The dating scene has dramatically changed in the past four months, with a variety of public establishments closed or limiting people inside. That has many singles relying more on the Internet to make connections.
“First we get to know each other online, and if we’re on the same wavelength and have the same mindset, maybe we can meet in person,” David, 23, said. “Obviously with gloves, a ton of hand sanitizer and a face mask, of course.”
“I feel like if you’re an introvert,” he said, “maybe this would be a good way to go.”
David has been on a couple of online dates in recent weeks, with the help of Zoom, Discord and Minecraft.
Minecraft is a virtual game where users can use avatars and meet online in virtual worlds.
“My friends and I built a city on Minecraft with an Italian restaurant and a coffee shop,” David said with a chuckle. “We joked about how this world could be a cool place for dates.”
So he eventually proposed his idea to a Tinder match and succeeded.
David said, “What I liked about my Minecraft date was that it was interactive, and we acted as a team and got to know each other via audio while playing.”
Before COVID-19, many singles were already depending on multiple online dating platforms. But even more are just now joining and attempting this new lifestyle.
Jessica Brar, a 35-year old Gainesville resident, has continued to use online dating applications as the coronavirus keeps more people inside.
“I have been online dating on and off for about four years now,” she said. “There have been many people who have wanted to meet up, but I have been social distancing as I had to quarantine because I was stuck in Peru for 18 days and was evacuated.”

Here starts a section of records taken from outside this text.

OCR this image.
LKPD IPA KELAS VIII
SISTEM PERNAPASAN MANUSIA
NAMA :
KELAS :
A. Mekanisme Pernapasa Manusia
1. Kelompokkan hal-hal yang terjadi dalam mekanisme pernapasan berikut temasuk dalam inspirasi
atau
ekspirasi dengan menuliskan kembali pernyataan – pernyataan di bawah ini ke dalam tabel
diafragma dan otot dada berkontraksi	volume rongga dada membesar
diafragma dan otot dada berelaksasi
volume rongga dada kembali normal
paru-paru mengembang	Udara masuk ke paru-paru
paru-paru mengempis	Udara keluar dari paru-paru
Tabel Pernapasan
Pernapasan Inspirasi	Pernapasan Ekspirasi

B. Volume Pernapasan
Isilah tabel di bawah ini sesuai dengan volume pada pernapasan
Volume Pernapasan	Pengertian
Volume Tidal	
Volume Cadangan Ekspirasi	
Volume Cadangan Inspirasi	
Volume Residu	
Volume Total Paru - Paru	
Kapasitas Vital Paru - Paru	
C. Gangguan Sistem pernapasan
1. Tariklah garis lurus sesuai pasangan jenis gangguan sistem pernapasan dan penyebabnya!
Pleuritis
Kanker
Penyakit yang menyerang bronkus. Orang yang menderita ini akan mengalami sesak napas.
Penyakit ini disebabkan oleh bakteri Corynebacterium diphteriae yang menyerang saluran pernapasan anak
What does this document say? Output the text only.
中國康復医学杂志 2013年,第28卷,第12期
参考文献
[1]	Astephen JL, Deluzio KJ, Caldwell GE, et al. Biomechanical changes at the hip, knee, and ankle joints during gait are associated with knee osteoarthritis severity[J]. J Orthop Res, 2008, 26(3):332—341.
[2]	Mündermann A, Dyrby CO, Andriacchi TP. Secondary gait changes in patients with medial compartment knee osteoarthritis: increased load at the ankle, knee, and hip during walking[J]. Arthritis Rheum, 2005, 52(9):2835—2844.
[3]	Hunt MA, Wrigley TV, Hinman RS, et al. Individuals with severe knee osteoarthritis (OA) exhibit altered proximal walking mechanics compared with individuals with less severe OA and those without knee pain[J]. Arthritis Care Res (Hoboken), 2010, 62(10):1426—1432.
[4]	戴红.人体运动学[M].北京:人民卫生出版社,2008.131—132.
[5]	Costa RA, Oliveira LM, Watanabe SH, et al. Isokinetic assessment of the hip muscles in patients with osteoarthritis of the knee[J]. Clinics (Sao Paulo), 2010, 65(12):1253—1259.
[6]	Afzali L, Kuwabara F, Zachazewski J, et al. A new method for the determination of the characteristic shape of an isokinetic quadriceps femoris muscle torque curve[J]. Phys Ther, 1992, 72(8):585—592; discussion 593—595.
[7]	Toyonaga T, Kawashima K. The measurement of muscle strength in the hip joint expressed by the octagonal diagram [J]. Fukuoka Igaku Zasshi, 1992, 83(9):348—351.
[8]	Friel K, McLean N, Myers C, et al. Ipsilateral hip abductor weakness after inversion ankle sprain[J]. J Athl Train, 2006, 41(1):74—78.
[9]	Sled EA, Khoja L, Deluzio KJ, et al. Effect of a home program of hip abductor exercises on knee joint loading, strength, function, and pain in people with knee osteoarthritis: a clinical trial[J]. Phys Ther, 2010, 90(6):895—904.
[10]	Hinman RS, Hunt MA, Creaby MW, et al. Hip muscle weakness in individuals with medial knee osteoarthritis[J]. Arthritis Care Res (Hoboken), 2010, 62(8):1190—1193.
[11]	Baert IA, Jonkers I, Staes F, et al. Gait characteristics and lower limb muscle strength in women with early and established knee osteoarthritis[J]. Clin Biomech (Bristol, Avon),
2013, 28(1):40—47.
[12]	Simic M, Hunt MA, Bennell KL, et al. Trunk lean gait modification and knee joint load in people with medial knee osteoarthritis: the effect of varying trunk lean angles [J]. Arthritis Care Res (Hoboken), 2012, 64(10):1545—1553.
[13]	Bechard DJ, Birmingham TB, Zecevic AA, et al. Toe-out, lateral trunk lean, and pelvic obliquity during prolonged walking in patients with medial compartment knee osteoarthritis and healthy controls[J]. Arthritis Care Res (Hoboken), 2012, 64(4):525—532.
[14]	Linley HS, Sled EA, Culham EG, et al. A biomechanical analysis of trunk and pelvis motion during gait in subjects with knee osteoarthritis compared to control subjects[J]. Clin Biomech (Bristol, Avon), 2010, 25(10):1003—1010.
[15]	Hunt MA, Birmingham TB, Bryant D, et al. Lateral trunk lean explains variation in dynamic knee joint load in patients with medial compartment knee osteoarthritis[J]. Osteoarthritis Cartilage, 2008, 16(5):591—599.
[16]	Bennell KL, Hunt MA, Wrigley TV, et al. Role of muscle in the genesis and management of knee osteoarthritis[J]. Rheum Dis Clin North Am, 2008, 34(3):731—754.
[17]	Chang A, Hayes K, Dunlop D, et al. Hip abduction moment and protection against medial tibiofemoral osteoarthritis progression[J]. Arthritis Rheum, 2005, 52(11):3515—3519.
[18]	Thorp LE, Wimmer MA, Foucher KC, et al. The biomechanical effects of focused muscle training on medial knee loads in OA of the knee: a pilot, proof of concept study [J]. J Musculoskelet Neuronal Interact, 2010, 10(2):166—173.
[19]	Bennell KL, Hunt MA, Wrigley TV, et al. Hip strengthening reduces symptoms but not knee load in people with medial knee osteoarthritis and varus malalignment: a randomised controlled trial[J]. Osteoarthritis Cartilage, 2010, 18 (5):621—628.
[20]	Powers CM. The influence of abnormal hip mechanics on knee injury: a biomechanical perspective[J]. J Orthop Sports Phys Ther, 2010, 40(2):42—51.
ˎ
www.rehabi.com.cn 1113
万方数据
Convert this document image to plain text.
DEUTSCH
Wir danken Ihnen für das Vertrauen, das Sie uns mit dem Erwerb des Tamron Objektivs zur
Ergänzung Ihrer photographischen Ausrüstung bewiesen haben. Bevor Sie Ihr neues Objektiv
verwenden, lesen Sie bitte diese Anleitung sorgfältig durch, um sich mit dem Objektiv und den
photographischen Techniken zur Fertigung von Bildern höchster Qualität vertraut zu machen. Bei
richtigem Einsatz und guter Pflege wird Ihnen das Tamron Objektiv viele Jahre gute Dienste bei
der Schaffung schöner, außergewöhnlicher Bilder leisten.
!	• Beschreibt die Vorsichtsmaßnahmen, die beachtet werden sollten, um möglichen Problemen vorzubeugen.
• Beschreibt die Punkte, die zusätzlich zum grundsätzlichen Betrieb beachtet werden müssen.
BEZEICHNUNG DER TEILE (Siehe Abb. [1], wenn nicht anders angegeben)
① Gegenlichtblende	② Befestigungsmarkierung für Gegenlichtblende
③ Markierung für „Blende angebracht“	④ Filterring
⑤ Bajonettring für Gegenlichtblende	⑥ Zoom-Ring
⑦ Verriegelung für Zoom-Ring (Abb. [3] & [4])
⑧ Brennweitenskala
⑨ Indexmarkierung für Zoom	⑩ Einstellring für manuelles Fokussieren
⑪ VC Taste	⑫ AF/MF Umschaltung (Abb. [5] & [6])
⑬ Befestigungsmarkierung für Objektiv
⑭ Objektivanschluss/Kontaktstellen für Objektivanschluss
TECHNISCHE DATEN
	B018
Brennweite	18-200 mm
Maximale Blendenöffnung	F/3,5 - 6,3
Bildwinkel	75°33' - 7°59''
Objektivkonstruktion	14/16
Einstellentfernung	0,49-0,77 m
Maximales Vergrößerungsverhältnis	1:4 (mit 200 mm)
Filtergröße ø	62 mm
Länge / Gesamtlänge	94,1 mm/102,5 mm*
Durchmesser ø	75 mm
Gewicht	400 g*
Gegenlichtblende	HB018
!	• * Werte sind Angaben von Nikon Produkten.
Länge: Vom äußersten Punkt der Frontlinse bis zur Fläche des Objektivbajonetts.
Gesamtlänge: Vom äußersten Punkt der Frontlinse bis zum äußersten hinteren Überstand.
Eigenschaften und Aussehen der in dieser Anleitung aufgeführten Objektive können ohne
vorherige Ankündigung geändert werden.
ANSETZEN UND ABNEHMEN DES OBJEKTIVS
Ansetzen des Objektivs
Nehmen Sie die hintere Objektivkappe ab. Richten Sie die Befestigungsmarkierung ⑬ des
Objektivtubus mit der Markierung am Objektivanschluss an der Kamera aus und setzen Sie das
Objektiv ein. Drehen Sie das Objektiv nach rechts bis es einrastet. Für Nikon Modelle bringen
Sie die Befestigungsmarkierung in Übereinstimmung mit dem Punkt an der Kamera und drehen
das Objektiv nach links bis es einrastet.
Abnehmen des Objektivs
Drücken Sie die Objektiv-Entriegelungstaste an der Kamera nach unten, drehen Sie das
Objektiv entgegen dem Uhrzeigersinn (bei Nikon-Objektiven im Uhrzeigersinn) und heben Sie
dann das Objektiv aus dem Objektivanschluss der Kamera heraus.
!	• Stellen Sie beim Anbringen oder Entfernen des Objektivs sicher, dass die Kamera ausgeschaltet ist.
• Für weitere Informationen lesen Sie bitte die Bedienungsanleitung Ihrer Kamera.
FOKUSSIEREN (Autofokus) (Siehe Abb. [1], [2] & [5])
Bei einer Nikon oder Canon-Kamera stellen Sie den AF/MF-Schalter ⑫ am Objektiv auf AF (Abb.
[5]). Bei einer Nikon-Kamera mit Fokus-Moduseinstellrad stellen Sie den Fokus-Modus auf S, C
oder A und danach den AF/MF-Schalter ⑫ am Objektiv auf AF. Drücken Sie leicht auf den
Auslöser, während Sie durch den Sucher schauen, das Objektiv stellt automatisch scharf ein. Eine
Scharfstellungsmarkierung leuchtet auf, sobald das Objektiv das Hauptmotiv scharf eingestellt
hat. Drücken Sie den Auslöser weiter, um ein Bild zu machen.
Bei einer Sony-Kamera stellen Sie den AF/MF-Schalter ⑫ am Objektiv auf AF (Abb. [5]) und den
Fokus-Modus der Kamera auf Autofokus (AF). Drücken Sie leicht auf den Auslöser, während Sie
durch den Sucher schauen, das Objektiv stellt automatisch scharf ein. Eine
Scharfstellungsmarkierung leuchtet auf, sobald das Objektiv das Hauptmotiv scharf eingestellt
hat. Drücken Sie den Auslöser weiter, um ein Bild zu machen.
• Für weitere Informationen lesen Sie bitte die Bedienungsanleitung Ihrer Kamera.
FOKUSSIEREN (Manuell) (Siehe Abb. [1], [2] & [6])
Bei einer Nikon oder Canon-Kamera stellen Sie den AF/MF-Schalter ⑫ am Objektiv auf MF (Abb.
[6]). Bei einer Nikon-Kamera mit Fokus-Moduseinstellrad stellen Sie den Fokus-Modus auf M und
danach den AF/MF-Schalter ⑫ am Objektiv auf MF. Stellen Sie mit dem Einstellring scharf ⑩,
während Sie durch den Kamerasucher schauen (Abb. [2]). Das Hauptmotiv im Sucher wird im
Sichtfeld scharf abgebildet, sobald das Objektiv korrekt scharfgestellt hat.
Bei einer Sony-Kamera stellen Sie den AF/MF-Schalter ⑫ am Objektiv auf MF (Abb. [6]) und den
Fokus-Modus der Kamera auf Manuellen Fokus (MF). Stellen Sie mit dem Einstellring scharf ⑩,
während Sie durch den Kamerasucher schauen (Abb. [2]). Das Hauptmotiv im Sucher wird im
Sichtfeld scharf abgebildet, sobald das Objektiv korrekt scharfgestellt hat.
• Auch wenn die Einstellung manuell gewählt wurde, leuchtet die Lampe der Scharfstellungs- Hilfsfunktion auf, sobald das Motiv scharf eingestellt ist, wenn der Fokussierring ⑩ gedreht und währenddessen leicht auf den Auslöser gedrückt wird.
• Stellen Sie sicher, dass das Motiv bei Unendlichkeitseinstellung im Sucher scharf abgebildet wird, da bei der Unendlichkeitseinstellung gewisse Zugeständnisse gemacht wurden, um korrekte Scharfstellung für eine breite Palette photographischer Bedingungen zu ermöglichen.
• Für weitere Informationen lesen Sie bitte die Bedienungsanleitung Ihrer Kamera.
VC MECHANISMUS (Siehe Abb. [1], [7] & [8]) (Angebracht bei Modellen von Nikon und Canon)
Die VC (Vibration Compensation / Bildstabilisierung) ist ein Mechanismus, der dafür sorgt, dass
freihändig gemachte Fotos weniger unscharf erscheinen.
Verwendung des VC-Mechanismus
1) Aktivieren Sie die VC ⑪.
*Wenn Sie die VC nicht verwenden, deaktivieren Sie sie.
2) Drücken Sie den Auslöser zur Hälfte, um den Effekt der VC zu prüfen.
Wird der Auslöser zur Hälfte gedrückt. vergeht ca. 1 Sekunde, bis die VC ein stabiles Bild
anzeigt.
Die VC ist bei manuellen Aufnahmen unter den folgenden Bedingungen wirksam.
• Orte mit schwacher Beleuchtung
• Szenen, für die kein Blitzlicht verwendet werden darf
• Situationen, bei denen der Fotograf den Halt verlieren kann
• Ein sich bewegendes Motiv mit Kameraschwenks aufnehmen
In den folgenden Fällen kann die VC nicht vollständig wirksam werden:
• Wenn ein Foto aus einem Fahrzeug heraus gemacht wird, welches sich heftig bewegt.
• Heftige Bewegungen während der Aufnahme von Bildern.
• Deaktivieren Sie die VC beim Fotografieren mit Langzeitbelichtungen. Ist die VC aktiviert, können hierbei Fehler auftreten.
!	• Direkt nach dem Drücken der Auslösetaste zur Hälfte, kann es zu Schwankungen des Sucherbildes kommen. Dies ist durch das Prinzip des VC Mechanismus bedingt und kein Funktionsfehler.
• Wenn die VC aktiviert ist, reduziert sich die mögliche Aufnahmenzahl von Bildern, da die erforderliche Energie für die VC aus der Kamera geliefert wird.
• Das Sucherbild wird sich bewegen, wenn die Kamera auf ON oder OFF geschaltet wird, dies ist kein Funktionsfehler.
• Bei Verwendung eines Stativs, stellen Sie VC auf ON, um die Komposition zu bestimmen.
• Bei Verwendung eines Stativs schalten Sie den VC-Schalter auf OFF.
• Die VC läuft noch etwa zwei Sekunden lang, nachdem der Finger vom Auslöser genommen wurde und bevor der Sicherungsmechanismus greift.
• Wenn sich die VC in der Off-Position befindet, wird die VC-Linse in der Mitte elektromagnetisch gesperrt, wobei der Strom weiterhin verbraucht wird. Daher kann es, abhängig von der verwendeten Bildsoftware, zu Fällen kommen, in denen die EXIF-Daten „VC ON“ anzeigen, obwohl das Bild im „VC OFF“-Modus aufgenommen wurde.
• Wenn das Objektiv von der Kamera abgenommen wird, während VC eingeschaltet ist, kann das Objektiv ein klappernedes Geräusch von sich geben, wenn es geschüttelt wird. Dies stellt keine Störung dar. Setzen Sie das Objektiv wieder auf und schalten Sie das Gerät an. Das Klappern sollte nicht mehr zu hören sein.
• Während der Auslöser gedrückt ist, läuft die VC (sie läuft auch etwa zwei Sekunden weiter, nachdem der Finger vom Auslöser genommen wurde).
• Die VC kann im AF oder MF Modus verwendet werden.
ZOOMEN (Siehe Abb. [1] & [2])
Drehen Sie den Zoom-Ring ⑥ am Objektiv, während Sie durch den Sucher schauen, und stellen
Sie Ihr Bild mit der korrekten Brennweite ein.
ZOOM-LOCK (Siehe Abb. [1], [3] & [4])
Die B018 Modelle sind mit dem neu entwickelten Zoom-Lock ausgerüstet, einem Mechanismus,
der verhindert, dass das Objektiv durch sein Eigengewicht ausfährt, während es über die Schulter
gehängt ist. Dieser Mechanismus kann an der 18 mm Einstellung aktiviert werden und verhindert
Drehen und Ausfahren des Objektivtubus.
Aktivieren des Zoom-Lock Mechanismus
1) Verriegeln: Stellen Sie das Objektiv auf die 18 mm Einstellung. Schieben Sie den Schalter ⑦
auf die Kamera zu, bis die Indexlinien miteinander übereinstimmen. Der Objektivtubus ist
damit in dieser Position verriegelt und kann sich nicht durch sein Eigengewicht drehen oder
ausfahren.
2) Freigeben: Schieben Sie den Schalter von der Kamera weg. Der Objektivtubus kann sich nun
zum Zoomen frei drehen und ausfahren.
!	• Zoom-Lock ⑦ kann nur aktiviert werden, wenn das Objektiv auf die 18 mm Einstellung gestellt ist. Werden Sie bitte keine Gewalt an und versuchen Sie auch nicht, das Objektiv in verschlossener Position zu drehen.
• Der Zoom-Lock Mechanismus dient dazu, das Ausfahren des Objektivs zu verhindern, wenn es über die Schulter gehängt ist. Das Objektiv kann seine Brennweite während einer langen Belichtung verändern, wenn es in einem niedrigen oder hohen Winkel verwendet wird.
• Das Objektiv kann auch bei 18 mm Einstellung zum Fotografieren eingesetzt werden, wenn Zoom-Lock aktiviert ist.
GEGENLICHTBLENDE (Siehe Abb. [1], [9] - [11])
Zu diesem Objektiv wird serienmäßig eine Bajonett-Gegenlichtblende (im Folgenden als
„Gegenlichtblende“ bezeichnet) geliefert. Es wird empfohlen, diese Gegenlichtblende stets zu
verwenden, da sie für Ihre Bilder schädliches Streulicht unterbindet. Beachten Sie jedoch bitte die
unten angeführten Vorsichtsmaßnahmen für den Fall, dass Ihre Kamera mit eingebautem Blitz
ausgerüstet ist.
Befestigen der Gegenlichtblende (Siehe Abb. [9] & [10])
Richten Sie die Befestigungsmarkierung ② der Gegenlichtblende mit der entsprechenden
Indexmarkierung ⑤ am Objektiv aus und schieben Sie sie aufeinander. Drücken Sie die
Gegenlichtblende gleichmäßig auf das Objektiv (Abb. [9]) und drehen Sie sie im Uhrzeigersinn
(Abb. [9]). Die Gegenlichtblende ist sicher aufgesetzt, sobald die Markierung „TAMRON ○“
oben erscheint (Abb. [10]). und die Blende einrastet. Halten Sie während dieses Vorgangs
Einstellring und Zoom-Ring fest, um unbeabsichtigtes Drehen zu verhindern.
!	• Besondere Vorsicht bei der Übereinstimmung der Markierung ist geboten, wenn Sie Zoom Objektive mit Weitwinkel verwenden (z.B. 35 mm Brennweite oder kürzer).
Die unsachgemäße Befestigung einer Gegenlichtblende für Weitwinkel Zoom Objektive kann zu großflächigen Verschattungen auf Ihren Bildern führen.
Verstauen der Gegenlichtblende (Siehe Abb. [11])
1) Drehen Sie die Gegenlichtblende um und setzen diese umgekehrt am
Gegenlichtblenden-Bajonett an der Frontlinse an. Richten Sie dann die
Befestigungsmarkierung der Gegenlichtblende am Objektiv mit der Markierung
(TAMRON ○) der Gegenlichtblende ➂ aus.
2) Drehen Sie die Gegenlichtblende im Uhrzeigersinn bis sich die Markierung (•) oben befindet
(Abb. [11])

Brar said, “There are a lot of things we can do – we can talk on the phone, we can send each other texts and we can meet virtually.”
Typically, on a first date pre-COVID, most dress to impress and meet at a public location. Brar said she was able to see more into her date’s lifestyle as she could see the photos hanging on his wall inside of his home during their zoom date.
While many singles are becoming creative and improvising with new ideas for dating, some singles have decided that dating is not his or her number one priority right now.
Lillianna Thomas, a 20-year-old University of Florida junior, said, “Before the COVID-19 outbreak, I went to social events fairly often and I was definitely open to meeting people,” Thomas said, “I figured since I can’t go out and meet people face-to-face, there isn’t much of an opportunity to make deeper connections.”
Thomas said, “I am also very concerned about my family and friends during this time and I want to make sure to keep them safe. Dating is at the bottom of my list right now.”
“I’m an essential worker, and I’m also working on a research project, so relationships are not a priority for me right now,” Thomas said.
Not all singles are willing to adapt to online dating while it seems others are benefitting from the virtually-adjusted dating landscape.